The figures show that cheating has increased dramatically, but the actual figures may be undercounts, says Derek Newton, who runs The Cheat Sheet, a newsletter focused on academic fraud. People are reluctant to fess up to cheating, Newton says. Most of the academic integrity studies rely on self-reporting, and it can be hard to prove someone’s cheating, he adds. But he says it’s clear that cheating has “exploded.”
What’s causing that? As colleges have rushed to teach more students, they’ve turned to online programs. That creates good conditions for cheating because it reduces the amount of human interactions people are having, and it increases the feelings of anonymity among students, Newton says. There’s also been an increase in the use of “homework help sites”—companies that provide on-demand answers and places for students to share exam answers, which he claims brings cheating to scale.
The problem? Students aren’t learning as much, and the value that colleges are supposed to bring to students isn’t there, in Newton’s view. And because it’s rare for students to cheat just once, he says, the rise in cheating degrades accountability and quality in the professions colleges train students for (including in fields like engineering). “So I view this problem as triply bad: It's bad for the students. It's bad for the schools. And it's bad for all of us.”
Alex, the sophomore in Pittsburgh, sees the relationship between the chatbot and student a little differently.
He says it’s a “symbiotic relationship,” one where the machine learns from you as you use it. At least, the way he does it. “That helps with its originality,” he says, because it learns its user’s quirks.

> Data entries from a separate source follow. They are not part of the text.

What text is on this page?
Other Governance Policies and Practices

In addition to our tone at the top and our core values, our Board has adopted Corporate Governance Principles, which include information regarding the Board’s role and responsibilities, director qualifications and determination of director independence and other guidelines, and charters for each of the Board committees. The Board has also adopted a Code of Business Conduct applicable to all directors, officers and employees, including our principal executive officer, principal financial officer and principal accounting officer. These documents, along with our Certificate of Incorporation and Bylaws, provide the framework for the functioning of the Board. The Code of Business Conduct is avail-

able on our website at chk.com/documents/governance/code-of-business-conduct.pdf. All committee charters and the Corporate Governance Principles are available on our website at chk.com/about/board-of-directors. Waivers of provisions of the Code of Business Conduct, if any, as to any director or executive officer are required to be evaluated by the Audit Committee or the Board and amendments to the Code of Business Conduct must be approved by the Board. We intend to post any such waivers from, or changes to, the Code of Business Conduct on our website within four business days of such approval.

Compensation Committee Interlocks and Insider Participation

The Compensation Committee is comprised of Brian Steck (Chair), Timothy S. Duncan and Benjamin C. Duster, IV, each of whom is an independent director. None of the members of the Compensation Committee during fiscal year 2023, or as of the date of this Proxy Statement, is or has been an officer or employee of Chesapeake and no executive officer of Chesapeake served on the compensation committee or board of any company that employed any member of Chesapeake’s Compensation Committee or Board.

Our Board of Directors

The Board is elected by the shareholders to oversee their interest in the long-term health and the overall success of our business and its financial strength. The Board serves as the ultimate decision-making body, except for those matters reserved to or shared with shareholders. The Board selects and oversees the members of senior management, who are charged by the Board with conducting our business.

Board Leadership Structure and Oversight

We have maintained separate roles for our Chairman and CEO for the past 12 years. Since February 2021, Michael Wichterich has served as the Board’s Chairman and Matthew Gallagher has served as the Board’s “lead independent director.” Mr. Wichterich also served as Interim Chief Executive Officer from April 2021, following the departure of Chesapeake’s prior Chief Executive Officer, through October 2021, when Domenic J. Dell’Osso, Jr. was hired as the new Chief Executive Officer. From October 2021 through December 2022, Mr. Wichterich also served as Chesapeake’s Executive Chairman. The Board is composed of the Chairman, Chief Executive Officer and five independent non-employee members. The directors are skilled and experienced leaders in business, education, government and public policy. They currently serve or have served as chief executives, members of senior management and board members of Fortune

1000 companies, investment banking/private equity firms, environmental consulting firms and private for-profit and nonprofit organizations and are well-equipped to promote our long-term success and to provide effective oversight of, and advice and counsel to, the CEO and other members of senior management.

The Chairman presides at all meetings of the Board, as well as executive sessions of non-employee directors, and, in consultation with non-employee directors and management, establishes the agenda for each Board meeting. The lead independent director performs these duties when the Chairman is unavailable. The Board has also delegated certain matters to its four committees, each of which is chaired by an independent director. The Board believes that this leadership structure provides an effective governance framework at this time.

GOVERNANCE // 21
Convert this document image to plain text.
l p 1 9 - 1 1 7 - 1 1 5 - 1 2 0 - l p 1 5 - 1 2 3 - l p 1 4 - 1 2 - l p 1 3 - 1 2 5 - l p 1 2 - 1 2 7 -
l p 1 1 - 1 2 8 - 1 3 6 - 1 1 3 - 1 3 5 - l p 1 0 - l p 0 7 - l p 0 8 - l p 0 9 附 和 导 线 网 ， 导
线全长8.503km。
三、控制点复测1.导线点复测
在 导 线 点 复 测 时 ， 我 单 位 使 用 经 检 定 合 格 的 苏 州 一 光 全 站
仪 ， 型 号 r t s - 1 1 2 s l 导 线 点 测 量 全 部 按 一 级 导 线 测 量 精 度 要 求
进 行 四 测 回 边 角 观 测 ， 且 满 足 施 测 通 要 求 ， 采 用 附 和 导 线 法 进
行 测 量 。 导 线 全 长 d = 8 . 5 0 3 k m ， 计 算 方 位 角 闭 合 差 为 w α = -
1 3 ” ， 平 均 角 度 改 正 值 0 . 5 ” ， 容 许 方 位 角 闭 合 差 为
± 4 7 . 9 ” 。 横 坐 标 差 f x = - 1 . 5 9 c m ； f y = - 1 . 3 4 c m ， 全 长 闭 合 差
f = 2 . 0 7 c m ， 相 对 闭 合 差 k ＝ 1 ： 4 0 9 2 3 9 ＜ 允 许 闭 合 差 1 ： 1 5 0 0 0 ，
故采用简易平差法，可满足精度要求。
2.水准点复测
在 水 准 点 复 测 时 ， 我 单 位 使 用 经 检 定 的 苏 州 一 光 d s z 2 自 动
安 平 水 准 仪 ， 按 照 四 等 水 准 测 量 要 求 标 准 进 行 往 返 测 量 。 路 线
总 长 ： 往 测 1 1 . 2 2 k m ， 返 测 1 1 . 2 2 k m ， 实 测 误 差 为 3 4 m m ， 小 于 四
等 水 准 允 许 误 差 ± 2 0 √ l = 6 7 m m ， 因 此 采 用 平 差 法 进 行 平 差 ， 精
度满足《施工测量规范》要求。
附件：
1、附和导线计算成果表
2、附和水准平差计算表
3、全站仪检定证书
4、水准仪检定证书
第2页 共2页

But it also raises the question of what constitutes originality.
He doesn’t argue what he’s doing is right. “Obviously the whole thing is unethical,” he admits. “I'm telling you right now I committed academic dishonesty.”
He argues, though, that students have long used tools like Grammarly that offer specific suggestions on how to rework prose. And plenty of students already turn to the internet for the source material for their essays. For him, we’re just in a new reality that academia needs to reckon with.
And Alex guesses that word is spreading quickly among students about how to use ChatGPT to write papers. “There's really no way to stop it,” he argues.
Even some college leaders seem open to revamping how they teach to meet the challenge of AI.
“I am encouraged by the pressure that #ChatGPT is putting upon schools & educators,” tweeted Bernard Bull, president of Concordia University Nebraska, this week. “As one who has been arguing for humanizing & de-mechanizing #education, it is an intriguing twist that a technological development like this may well nudge us toward more deeply human approaches.”